Faster RCNN pascal_voc.py
2016-05-15 19:39
302 查看
主要定义了一个pascal_voc类,在类的内部定义了它的一些属性和方法。
def _init_(self, image_set, year, devkit_path=None) 构造器方法
def gt_roidb(self) 以’gt’ 方法生成roidb 。其中会调用_load_pascal_annotation方法从下载的数据文件annotation中载入图像的ground-truth信息。

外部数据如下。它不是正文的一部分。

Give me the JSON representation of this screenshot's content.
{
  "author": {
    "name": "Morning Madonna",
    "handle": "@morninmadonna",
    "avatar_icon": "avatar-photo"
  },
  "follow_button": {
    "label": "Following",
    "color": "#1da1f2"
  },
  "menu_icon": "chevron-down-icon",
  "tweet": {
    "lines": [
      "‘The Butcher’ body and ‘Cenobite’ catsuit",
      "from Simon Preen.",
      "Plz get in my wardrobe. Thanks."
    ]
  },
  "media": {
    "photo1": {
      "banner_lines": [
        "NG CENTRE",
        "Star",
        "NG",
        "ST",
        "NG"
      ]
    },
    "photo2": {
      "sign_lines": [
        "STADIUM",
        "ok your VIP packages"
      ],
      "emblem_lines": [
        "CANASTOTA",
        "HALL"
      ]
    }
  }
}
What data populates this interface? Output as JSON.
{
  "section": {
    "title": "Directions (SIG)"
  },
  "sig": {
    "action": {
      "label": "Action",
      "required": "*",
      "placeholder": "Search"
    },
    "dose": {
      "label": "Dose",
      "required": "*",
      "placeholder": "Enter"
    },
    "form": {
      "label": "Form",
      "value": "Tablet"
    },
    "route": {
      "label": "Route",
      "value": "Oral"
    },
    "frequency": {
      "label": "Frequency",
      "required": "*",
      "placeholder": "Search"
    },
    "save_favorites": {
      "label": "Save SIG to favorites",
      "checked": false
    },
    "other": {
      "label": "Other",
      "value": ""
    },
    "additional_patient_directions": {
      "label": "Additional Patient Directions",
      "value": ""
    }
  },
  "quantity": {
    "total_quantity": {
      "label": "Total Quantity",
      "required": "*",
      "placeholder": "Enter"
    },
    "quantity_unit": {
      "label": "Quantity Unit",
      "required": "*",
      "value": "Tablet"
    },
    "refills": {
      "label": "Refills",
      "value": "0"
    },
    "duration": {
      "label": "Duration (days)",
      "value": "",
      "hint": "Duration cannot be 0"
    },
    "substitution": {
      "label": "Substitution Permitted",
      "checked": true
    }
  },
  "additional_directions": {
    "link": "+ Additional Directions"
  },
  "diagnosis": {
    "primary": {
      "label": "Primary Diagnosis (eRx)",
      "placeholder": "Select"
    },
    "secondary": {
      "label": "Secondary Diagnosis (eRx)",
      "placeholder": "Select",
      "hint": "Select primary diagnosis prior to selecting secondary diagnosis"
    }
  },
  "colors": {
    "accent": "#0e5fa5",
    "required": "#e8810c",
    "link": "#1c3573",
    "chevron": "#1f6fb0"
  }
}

def _load_pascal_annotation(self, index) 从XML文件载入图像信息,而且是ground-truth信息,比如boxes
def rpn_roidb(self): 以‘rpn’ 方法生成roidb。先调用gt_roidb生成gt_roidb, 然后调用_load_rpn_roidb载入rpn_roidb, 最后调用其父类的静态方法imdb.merge_roidbs将两者合并,即对于最后生成的roidb中每一张图像中,即包含gt_roidb中的box等信息,也包含rpn_roidb 中的box等信息。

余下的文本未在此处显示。